I have created a Kafka topic on which I have produced data (5gb of csv records). I set the number of partitions to be equal to the number of the consumers i'm going to use. My Apache Kafka setup is composed of 3 brokers. I don't use replication for my data.

When the topic is consumed from a node (case of having only one consumer and one partition), the consumer gets the data with a rate of 65K records/sec.

When the topic is consumed from two nodes (case of having two consumers and two parititions), each of the consumers get the data with an overall rate of 120K records/sec (60K for each consumer).

Adding more consumers and partitions (for example 10 more), the throughtput for each consumer is decreased and the overall throughtput seems to be stabilized to a value (reaching 420K).

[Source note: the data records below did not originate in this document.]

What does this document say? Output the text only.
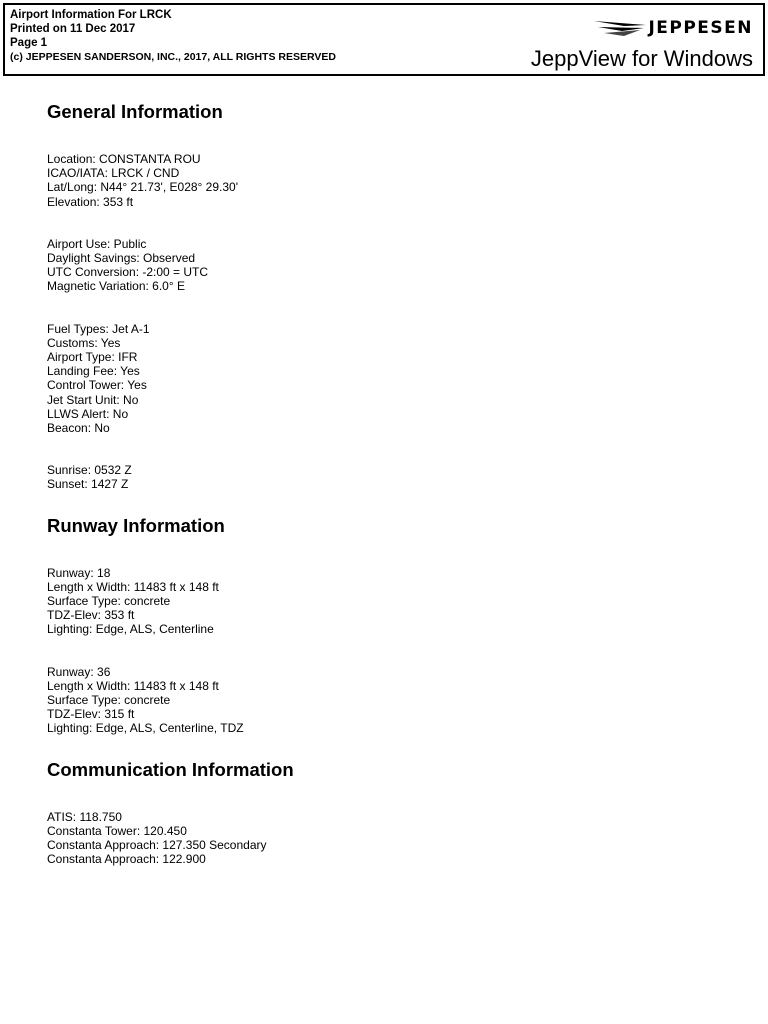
Airport Information For LRCK
Printed on 11 Dec 2017
Page 1
(c) JEPPESEN SANDERSON, INC., 2017, ALL RIGHTS RESERVED
JEPPESEN
JeppView for Windows
General Information
Location: CONSTANTA ROU
ICAO/IATA: LRCK / CND
Lat/Long: N44° 21.73', E028° 29.30'
Elevation: 353 ft
Airport Use: Public
Daylight Savings: Observed
UTC Conversion: -2:00 = UTC
Magnetic Variation: 6.0° E
Fuel Types: Jet A-1
Customs: Yes
Airport Type: IFR
Landing Fee: Yes
Control Tower: Yes
Jet Start Unit: No
LLWS Alert: No
Beacon: No
Sunrise: 0532 Z
Sunset: 1427 Z
Runway Information
Runway: 18
Length x Width: 11483 ft x 148 ft
Surface Type: concrete
TDZ-Elev: 353 ft
Lighting: Edge, ALS, Centerline
Runway: 36
Length x Width: 11483 ft x 148 ft
Surface Type: concrete
TDZ-Elev: 315 ft
Lighting: Edge, ALS, Centerline, TDZ
Communication Information
ATIS: 118.750
Constanta Tower: 120.450
Constanta Approach: 127.350 Secondary
Constanta Approach: 122.900
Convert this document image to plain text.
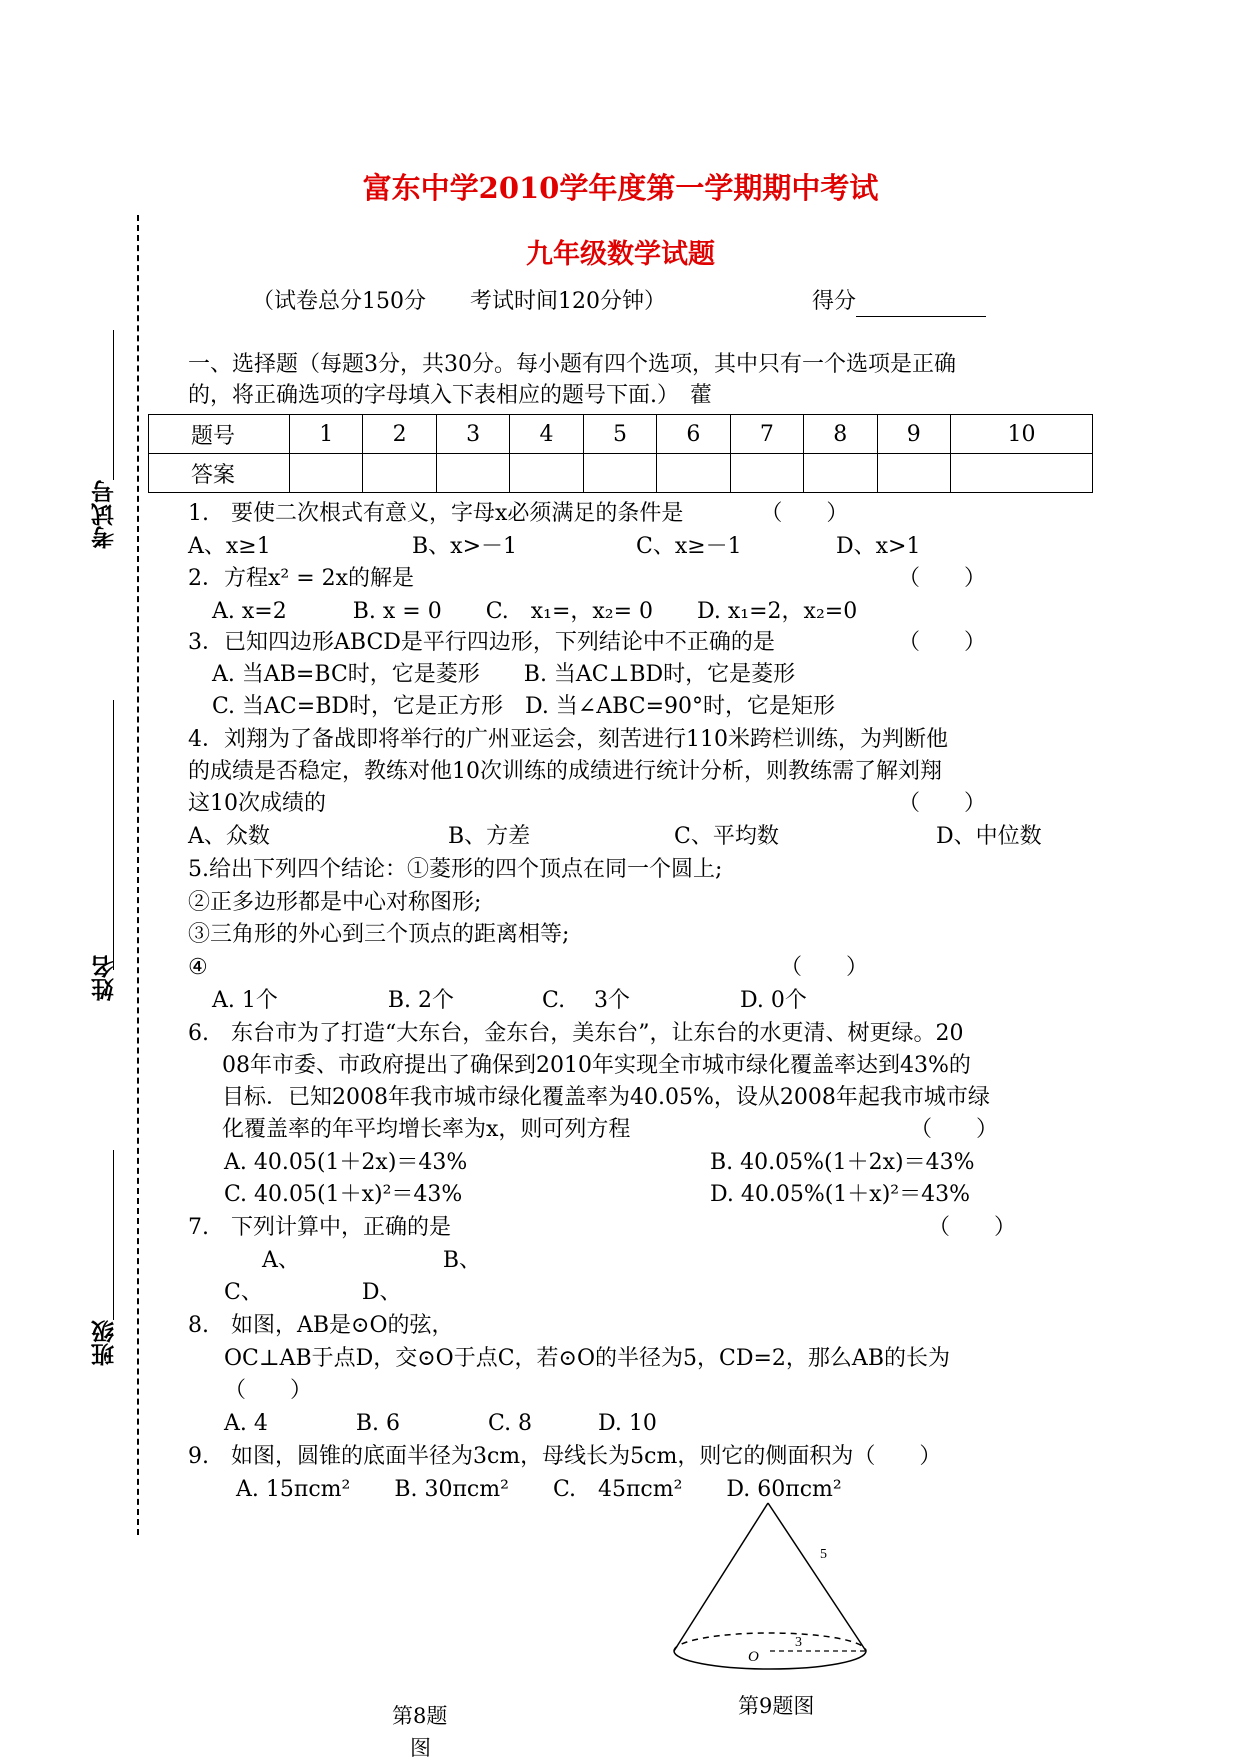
富东中学2010学年度第一学期期中考试
九年级数学试题
（试卷总分150分　　考试时间120分钟）	得分
考试号
姓名
班级
一、选择题（每题3分，共30分。每小题有四个选项，其中只有一个选项是正确
的，将正确选项的字母填入下表相应的题号下面.）　藿
题号	1	2	3	4	5	6	7	8	9	10
答案										
1.　要使二次根式有意义，字母x必须满足的条件是　　　　（　　）
A、x≥1	B、x>－1	C、x≥－1	D、x>1
2．方程x² = 2x的解是	（　　）
A. x=2　　　B. x = 0　　C.　x₁=，x₂= 0　　D. x₁=2，x₂=0
3．已知四边形ABCD是平行四边形，下列结论中不正确的是	（　　）
A. 当AB=BC时，它是菱形　　B. 当AC⊥BD时，它是菱形
C. 当AC=BD时，它是正方形　D. 当∠ABC=90°时，它是矩形
4．刘翔为了备战即将举行的广州亚运会，刻苦进行110米跨栏训练，为判断他
的成绩是否稳定，教练对他10次训练的成绩进行统计分析，则教练需了解刘翔
这10次成绩的	（　　）
A、众数	B、方差	C、平均数	D、中位数
5.给出下列四个结论：①菱形的四个顶点在同一个圆上;
②正多边形都是中心对称图形;
③三角形的外心到三个顶点的距离相等;
④	（　　）
A. 1个　　　　　B. 2个　　　　C.　 3个　　　　　D. 0个
6.　东台市为了打造“大东台，金东台，美东台”，让东台的水更清、树更绿。20
08年市委、市政府提出了确保到2010年实现全市城市绿化覆盖率达到43%的
目标．已知2008年我市城市绿化覆盖率为40.05%，设从2008年起我市城市绿
化覆盖率的年平均增长率为x，则可列方程	（　　）
A. 40.05(1＋2x)＝43%	B. 40.05%(1＋2x)＝43%
C. 40.05(1＋x)²＝43%	D. 40.05%(1＋x)²＝43%
7.　下列计算中，正确的是	（　　）
A、　　　　　　　B、
C、　　　　　D、
8.　如图，AB是⊙O的弦，
OC⊥AB于点D，交⊙O于点C，若⊙O的半径为5，CD=2，那么AB的长为
（　　）
A. 4　　　　B. 6　　　　C. 8　　　D. 10
9.　如图，圆锥的底面半径为3cm，母线长为5cm，则它的侧面积为（　　）
A. 15πcm²　　B. 30πcm²　　C.　45πcm²　　D. 60πcm²
5
3
O
第9题图
第8题
图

Is this an expected behaviour for Apache Kafka? I was awaiting that by adding more and more consumers, the overall throughtput would increase linearly.

Upvotes: 0

Views: 1274

Answers (2)

Giorgos Myrianthous
Giorgos Myrianthous

Reputation: 39820

More partitions in a Kafka cluster leads to higher throughput however, you need to be aware that the number of partitions has an impact on availability and latency.

In general more partitions,

  • Lead to higher throughput
  • Require more open file handles
  • May increase unavailability
  • May increase end-to-end latency
  • May require more memory on the client side

You need to study the trade-offs and make sure that you've picked the number of partitions that satisfies your requirements regarding throughput, latency and required resources.

For further details refer to this blog post from Confluent.

Upvotes: 0

Shailendra
Shailendra

Reputation: 9102

If there are more consumers in consumer group than number of partitions then they remain idle. A picture from Definitive guide to Kafka book will be helpful

enter image description here As far as consumer throughput is concerned - apart from the number of partitions/consumer it will also depend upon how the consumer is processing. There could be bottleneck in the message consuming which can limit throughput. This fact is also corroborated here in a write-up by Confluent

The consumer throughput is often application dependent since it corresponds to how fast the consumer logic can process each message. So, you really need to measure it.